Pembentukan BP Migas adalah sebagai bantalan atau buffer/firewall agar pemerintah tidak terekspos terhadap risiko bisnis.
Jika pemerintah langsung berkontrak dengan investor, maka risiko bisnis di sektor hulu Migas menjadi risiko pemerintah, kecuali jika pengelolaan kegiatan hulu migas diubah dari rezim pertambangan umum.
Perubahan dari bentuk kontrak menjadi izin dampaknya akan sangat luas bagi industri hulu Migas.

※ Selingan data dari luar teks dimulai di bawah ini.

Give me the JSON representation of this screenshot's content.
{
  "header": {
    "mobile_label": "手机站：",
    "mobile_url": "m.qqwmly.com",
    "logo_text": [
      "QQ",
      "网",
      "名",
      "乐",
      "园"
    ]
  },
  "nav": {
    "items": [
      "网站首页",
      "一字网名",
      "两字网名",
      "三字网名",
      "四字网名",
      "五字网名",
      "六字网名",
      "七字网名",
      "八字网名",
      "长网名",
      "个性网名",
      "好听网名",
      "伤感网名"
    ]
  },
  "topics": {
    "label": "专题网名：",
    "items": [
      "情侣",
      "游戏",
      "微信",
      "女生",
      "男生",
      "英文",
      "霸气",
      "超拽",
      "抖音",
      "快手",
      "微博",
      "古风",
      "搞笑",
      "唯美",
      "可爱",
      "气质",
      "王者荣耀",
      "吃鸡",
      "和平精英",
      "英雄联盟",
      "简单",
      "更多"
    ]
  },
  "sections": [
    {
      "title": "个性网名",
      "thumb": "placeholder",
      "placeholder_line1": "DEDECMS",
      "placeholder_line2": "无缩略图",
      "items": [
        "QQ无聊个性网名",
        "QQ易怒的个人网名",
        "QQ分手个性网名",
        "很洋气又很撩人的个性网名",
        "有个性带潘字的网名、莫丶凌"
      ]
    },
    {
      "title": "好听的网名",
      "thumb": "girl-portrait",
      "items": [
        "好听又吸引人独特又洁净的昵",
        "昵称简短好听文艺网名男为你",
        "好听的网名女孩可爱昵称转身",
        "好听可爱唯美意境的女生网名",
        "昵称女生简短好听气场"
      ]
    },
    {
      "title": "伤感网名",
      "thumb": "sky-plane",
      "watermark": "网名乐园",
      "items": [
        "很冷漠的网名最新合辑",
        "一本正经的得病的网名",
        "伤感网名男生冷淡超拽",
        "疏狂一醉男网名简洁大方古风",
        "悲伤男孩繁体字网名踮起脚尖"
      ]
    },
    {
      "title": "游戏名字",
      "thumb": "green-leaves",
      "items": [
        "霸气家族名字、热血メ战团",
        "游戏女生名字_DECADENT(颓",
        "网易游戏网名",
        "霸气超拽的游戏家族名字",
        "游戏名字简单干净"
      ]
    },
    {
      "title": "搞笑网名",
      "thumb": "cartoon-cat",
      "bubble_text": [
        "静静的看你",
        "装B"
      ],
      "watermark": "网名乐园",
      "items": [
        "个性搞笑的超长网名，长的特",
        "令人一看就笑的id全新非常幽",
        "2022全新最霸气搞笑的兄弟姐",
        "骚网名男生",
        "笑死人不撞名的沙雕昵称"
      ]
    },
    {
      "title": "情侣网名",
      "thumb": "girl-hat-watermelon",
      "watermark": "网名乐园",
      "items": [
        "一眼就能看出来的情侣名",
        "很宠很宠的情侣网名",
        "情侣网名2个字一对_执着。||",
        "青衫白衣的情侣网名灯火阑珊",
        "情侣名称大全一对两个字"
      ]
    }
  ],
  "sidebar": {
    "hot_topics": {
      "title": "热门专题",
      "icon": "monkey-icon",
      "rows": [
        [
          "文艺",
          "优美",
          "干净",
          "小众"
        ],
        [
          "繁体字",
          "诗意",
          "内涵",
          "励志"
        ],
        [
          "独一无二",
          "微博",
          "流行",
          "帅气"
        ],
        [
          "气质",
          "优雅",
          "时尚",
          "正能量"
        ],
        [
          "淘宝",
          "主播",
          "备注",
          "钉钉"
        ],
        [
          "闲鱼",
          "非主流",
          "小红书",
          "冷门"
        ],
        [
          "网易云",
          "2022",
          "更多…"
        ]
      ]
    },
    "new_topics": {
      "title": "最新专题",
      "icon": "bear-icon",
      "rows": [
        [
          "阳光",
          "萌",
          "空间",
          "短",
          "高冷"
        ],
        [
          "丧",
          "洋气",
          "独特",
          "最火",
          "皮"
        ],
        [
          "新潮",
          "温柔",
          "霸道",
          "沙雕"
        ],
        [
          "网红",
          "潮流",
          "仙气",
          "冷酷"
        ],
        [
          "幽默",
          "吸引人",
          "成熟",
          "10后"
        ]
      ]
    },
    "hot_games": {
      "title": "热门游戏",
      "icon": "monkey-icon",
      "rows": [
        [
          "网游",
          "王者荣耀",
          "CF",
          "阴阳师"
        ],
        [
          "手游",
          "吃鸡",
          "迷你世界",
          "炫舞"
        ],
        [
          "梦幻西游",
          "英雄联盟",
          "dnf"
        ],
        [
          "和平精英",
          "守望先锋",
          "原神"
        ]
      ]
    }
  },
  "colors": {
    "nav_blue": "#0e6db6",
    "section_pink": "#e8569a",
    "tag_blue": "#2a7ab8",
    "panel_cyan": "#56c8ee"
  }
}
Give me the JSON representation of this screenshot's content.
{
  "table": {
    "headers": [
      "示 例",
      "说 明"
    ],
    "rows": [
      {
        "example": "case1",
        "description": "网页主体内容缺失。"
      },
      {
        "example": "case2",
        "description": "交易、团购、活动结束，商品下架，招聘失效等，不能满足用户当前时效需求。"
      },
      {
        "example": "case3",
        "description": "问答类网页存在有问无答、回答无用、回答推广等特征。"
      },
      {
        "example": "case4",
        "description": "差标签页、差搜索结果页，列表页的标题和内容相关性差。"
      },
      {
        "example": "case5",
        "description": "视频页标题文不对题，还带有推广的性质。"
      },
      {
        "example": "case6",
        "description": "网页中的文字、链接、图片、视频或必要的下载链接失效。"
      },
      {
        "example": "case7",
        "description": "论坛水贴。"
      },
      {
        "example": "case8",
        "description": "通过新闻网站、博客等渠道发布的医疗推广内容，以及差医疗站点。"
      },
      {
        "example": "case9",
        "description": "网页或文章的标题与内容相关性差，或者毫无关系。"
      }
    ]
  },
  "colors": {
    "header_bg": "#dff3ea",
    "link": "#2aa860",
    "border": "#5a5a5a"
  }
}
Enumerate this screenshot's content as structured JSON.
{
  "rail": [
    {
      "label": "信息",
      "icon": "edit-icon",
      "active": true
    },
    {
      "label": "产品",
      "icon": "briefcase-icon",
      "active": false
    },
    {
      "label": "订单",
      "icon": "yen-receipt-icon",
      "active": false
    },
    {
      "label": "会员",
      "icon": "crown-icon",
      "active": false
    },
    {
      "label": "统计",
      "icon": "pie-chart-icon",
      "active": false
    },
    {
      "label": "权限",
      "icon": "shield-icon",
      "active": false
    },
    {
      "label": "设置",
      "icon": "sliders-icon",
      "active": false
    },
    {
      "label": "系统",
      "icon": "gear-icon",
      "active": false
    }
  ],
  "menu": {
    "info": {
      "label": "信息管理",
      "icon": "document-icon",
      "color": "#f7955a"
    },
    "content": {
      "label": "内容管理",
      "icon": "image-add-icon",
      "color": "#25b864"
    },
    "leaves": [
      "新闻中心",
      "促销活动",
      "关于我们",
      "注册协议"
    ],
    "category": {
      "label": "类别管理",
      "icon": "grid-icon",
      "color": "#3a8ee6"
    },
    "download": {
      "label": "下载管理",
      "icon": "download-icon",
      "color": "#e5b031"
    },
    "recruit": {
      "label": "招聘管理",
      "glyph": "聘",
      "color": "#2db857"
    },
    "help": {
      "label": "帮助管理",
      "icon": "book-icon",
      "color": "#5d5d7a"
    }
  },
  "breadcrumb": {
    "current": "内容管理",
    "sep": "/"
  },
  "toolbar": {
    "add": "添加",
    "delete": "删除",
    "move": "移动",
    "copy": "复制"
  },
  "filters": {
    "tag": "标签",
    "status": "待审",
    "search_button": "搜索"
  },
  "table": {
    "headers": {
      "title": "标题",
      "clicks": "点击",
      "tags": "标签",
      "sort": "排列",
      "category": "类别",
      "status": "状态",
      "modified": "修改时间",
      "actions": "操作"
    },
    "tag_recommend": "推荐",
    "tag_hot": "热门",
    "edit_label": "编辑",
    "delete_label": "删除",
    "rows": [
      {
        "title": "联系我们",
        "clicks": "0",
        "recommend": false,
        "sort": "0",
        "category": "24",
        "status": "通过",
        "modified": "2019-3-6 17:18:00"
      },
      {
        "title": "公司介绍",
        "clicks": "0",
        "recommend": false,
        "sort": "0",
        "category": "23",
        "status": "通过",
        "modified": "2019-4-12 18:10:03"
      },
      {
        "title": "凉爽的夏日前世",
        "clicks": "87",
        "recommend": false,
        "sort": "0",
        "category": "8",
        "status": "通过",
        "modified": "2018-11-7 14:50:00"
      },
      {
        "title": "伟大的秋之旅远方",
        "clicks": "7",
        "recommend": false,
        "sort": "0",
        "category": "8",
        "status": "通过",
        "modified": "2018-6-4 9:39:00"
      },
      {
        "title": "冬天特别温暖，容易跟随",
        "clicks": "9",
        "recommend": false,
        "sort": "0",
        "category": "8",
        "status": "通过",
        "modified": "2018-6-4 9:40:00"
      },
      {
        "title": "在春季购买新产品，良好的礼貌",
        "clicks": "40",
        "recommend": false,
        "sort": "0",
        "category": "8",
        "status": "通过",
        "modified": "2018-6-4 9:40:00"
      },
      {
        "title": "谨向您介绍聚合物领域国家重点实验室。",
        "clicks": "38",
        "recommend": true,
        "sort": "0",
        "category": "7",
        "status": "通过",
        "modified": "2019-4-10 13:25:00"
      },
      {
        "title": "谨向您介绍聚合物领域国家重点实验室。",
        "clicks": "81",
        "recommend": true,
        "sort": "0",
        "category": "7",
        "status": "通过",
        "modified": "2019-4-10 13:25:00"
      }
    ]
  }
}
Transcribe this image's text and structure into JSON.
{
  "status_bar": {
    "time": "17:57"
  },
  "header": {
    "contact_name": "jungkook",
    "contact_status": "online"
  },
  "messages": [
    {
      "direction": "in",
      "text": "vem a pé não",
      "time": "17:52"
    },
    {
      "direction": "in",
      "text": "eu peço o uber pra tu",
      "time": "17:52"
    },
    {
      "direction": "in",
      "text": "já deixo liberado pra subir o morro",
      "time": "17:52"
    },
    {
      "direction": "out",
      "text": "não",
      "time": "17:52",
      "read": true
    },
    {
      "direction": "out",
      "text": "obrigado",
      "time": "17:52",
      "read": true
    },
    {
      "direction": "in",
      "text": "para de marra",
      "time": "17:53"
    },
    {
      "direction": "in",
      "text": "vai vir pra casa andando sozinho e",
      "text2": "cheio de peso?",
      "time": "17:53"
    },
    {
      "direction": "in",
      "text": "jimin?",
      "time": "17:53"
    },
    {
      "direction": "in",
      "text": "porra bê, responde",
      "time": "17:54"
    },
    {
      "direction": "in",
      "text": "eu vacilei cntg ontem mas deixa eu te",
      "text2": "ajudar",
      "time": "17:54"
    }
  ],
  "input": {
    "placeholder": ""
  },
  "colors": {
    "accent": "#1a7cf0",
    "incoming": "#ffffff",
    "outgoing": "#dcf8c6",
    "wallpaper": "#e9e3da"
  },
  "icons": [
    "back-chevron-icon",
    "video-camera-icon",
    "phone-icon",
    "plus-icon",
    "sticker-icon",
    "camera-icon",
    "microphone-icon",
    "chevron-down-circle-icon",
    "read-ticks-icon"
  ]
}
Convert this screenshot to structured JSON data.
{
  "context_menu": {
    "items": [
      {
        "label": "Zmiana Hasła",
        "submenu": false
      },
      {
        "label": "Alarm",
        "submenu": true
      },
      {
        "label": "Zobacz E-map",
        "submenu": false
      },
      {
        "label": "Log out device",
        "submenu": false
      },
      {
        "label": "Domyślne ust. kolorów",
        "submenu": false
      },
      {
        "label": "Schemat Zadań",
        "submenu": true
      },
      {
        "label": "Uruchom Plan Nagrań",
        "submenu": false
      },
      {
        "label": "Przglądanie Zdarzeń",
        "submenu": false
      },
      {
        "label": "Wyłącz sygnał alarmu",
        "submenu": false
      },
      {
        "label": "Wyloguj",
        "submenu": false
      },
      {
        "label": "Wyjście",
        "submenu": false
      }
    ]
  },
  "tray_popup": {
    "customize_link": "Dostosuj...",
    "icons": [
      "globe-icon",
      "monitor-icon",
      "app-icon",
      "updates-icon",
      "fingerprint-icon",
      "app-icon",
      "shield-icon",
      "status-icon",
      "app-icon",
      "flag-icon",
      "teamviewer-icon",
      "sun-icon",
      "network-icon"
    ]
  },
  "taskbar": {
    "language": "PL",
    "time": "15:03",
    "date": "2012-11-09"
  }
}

Atau pilihan lain adalah, peran BP Migas digantikan oleh peran lembaga lain atau BUMN.
Keputusan mutlak MK ini, otomatis akan menimbulkan plus-minus, baik untuk pemerintah, dunia usaha, maupun internal di jajaran KKKS yang ada di seluruh Indonesia.
Minusnya, sekitar enam ratusan karyawan yang selama ini mencari hidup di BP Migas akan tetap kerja atau berpindah ke tempat lain atau bahkan akan menjadi dosen di beberapa perguruan tinggi, jika sebelumnya seorang dosen.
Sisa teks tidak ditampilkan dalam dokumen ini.